I am at that horrible, seemingly inevitable stage of writing my novel when I become convinced that my plot doesn’t work, my characters are lost, and that I am a talentless fraud and that this will be the book that outs me (I know there are many of you reading this blog who believe that already happened long ago). Coincidentally, today the royalty statements for my first three MONK novels arrived along with the contracts for my next two. It didn’t help. It only added to my anxiety.
My brother called me tonight just to say hello… and I unloaded on him.
He just sighed and said "You say this shit every two months. You said it when you were at this same point in your last book and the one before that and the one before that and the one before that. And they all turned out fine."
I know that he’s right, but it doesn’t help or make the writing any easier. Tonight, I suck. But I will keep writing and rewriting and agonizing and procrastinating (by posting on my blog) until it becomes fun again.
I guess that’s what makes me a professional. Or a fool who is deluding himself.
5 thoughts on “I Suck”
Lee, I remember you from our days at MWA SoCal and your writing is not only humorous, but well done. If I could put half the humor you get into your novels, into mine, I’d be a happy camper. But you kow what? A little self doubt keeps us honest. Find a writer that doesn’t have and it and I’ll show you someone really in need of help! Take a break, smoke a good Cuban cigar, sip a little wine and then when you are missing what you do best, get back to it! Deadline, you say? We don’t need no stinkin’ deadlines!
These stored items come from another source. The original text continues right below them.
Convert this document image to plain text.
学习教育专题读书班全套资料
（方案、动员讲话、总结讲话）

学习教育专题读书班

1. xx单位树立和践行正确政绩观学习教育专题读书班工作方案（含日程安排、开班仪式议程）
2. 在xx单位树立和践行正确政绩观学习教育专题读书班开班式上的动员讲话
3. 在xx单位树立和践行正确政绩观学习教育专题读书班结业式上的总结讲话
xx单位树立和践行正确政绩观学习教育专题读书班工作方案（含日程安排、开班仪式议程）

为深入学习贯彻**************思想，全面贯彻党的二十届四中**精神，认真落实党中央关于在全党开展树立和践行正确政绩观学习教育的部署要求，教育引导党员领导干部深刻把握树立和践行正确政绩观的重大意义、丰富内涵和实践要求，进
Are we working on the same book? 🙂
I think we’re writing the same book, Lee. And we have the same brother. Mine responds with, “Yes, yes, I know, you’re writing crap. Again.”
What makes you a professional is not that you keep on doing the same thing over again, but that you’re paid to do it over and over. Any writer can keep on doing it, not all of us actually get paid. Hell, we don’t even get dinner before the inevitable roll in the hay most of the time. I keep expecting different results but that’s the very definition of insanity, isn’t it?
I don’t thing that an author really has a total grasp on whether the WIP is going to be good or not until the ending is actually written, because it is so important. So, until that’s done, the anxiety will be there. Until then, about the best you can hope for is to know that you have a pretty good WIP provided that you can deliver the all important wham-bam ending. Once you do that, though, you can sit back and grin and say, “Oh, yeah, baby. That’s what I’m talking about.”